The efficient coding of visual textures in rats, chicks and human infants
Judit Gervain1, Eugenio Piasini2; 1University of Padua, Italy, 2SISSA
Neural encoding should be adapted to the statistics of natural stimuli to efficiently process sensory inputs. This principle, known as efficient coding, successfully explains many aspects of the early stages of sensory processing. Recently, human adults’ sensitivity to visual textures defined by multipoint correlations has been found to match the variability of these correlations in natural images, suggesting that visual perception obeys efficient coding principles at the cortical level, too. How does efficient coding of visual textures arise ontogenetically? Do young infants already show sensitivities similar to adults early in development or is experience needed for these to emerge? We measured human infants’ sensitivity to multipoint correlations (one-, two-, three- or four-point correlations) tested in adults. In one study, we measured 6-12-month-old infants’ spontaneous looking-time preference for images with different multipoint correlations, and found that infants preferred, i.e. showed the longest looking times, to images with 1-point correlations (i.e., light intensity statistics) over all other patterns, while they showed the shortest looking times to 2-point correlations, i.e., lines. Preliminary observations in a second study testing whether infants can discriminate these correlation patterns from one another and from white noise suggest that all statistical patterns are discriminated. These results suggest that early sensitivity (discrimination ability) to image statistics is already present from the onset of relatively mature visual acuity (4-6 months) in human development. Preference patterns may reflect additional developmental specificities, different from those of adults, the functional relevance of which needs to be better understood.

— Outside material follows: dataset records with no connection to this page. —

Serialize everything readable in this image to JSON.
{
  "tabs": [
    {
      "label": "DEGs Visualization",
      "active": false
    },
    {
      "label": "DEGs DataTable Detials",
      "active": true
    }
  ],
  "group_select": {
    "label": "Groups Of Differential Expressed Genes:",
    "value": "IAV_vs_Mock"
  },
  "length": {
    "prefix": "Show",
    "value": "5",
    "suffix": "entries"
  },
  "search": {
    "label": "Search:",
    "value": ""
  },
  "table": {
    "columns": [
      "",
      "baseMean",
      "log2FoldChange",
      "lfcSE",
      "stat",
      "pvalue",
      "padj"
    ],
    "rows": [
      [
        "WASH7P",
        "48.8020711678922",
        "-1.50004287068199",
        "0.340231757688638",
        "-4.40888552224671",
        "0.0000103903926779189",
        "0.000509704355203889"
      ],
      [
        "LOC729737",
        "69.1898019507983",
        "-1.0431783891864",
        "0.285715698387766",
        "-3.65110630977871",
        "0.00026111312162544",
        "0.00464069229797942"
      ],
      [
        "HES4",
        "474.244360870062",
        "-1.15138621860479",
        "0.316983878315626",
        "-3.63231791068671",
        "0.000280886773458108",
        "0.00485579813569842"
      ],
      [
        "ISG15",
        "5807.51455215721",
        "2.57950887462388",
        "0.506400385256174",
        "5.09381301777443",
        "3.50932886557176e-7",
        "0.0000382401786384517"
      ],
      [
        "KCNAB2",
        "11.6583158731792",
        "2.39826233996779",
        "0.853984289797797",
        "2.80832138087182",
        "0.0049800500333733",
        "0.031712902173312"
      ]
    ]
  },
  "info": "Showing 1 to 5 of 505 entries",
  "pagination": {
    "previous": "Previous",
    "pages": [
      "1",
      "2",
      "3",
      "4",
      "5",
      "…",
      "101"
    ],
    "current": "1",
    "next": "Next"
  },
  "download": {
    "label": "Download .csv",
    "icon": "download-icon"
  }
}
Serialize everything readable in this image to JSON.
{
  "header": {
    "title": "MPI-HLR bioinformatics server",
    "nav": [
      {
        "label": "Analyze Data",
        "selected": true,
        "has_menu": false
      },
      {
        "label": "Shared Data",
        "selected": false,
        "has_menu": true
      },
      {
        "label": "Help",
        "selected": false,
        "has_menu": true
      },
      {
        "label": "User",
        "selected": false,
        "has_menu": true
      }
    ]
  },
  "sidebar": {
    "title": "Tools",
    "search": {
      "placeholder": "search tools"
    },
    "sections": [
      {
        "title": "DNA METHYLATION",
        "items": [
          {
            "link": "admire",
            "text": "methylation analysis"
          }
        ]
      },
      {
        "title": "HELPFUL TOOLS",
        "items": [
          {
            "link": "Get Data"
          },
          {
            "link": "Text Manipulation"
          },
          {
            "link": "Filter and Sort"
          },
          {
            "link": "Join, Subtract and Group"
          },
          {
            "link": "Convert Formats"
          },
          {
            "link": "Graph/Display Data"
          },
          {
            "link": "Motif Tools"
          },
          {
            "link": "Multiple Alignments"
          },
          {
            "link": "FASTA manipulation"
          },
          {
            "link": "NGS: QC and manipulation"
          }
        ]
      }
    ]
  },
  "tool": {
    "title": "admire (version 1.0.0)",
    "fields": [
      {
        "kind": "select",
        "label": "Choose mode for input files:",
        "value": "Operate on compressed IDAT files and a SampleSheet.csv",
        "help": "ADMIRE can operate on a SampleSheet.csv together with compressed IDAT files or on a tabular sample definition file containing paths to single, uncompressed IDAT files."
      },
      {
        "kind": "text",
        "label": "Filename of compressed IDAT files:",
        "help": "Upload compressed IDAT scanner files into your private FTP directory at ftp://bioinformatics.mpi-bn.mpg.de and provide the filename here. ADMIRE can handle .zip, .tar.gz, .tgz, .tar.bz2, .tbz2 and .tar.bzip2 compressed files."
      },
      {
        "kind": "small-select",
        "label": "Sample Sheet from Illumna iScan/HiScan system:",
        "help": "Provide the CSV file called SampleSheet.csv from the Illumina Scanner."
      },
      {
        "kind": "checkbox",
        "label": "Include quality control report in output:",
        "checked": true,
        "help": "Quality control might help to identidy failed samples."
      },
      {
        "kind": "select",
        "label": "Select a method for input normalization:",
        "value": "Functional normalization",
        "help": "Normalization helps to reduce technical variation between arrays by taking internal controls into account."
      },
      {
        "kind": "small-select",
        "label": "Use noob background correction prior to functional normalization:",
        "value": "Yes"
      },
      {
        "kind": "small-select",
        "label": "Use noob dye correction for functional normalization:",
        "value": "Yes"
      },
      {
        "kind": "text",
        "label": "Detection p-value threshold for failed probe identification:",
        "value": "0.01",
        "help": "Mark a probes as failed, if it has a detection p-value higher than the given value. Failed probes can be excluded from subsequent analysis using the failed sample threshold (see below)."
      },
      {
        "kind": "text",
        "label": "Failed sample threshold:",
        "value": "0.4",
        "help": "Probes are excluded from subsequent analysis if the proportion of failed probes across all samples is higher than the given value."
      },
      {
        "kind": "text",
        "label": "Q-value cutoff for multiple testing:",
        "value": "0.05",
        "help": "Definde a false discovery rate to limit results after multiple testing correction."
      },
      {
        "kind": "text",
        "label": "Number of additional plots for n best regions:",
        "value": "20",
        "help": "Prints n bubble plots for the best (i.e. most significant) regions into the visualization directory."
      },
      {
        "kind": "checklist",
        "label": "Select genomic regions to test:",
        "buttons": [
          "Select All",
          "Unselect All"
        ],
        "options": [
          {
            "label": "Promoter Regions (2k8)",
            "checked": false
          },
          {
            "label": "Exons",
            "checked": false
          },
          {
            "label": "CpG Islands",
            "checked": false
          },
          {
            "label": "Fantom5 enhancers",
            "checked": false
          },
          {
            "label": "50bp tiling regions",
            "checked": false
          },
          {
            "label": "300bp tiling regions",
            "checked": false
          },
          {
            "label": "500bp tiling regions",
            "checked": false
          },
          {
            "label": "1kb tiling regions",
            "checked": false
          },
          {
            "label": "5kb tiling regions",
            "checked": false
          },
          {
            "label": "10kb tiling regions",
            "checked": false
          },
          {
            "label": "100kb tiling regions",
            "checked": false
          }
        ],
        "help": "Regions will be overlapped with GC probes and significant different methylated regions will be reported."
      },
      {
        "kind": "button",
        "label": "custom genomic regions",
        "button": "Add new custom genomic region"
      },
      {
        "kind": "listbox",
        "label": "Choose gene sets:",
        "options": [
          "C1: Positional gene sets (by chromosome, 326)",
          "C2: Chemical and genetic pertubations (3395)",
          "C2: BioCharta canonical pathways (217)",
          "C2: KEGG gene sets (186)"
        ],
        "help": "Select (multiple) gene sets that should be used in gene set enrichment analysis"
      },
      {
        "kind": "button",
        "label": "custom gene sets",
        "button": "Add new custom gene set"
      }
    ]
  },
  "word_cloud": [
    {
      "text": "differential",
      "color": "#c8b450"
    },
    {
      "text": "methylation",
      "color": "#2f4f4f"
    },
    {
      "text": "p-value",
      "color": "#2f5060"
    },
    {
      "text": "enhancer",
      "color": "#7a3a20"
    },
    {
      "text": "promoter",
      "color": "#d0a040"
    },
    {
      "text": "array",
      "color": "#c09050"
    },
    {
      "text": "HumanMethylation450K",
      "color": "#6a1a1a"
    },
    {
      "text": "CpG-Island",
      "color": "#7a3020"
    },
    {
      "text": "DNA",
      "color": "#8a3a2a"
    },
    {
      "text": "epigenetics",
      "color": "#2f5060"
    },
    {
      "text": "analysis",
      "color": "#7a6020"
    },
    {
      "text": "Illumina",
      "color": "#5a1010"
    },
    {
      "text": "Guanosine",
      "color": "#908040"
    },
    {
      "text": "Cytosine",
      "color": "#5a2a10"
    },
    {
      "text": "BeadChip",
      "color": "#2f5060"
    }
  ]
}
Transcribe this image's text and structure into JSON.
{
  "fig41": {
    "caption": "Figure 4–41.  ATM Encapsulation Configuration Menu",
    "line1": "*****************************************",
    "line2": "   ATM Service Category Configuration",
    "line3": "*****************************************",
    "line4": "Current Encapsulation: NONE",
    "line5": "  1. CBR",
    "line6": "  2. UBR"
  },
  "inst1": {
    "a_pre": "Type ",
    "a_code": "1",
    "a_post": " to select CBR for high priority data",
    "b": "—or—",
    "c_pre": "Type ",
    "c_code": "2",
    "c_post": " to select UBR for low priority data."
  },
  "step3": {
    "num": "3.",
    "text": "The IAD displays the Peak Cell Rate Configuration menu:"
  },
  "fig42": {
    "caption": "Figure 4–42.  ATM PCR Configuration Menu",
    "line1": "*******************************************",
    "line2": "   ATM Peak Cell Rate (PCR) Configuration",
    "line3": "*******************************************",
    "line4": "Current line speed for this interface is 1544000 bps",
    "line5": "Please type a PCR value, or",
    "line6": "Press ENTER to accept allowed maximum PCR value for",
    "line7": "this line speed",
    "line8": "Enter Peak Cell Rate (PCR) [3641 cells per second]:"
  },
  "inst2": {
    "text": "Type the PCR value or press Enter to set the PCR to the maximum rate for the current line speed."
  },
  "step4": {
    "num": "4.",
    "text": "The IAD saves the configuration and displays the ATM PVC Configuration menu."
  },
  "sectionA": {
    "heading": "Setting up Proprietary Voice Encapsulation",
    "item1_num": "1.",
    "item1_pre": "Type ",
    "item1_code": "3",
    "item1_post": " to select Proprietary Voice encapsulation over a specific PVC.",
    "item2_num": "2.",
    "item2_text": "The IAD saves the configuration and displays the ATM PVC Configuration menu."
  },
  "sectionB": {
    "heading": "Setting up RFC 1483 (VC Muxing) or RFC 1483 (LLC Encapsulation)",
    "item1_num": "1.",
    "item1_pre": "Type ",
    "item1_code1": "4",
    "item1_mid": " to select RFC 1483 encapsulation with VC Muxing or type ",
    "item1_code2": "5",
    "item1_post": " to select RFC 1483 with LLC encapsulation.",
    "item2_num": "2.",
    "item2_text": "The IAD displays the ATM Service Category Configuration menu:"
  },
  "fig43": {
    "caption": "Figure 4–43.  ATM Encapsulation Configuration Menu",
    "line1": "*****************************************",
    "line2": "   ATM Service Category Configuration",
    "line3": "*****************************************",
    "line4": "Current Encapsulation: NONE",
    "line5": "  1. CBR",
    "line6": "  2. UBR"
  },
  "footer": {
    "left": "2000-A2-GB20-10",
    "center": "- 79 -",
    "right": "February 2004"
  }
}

Mechanisms of unsupervised learning exposed via controlled rearing experiments
Davide Zoccolan1; 1SISSA
Unsupervised learning of mid-level visual representations is becoming a central topic in cognitive, computational and neurodevelopmental studies. In this talk, I will illustrate convergent evidence in the study of animal models via controlled-rearing , showing how visual cortex harnesses the statistical structure of the environment without the need of explicit training targets or rewards to learn shape representations. Such statistical regularities occur both in the spatial and time domains. Degrading the temporal continuity of visual experience during passive exposure in early postnatal life impairs the development of complex cells in the rat primary visual cortex while leaving simple cells unaffected. This observation emphasizes the significance of unsupervised learning of structured dynamic stimuli in the development of transformation tolerance. As further evidence of the relevance of temporal dynamics in shaping visual cortical representations, I will discuss how deeper brain regions encode slower features of dynamic sensory input, as both stimulus-driven responses and intrinsic neuronal activity extend over longer time scales across visual cortical areas in rats and mice. Overall, these findings indicate that unsupervised temporal learning is crucial for shaping mid-level visual representations by fostering neuronal plasticity, driven by the natural spatiotemporal patterns of visual inputs.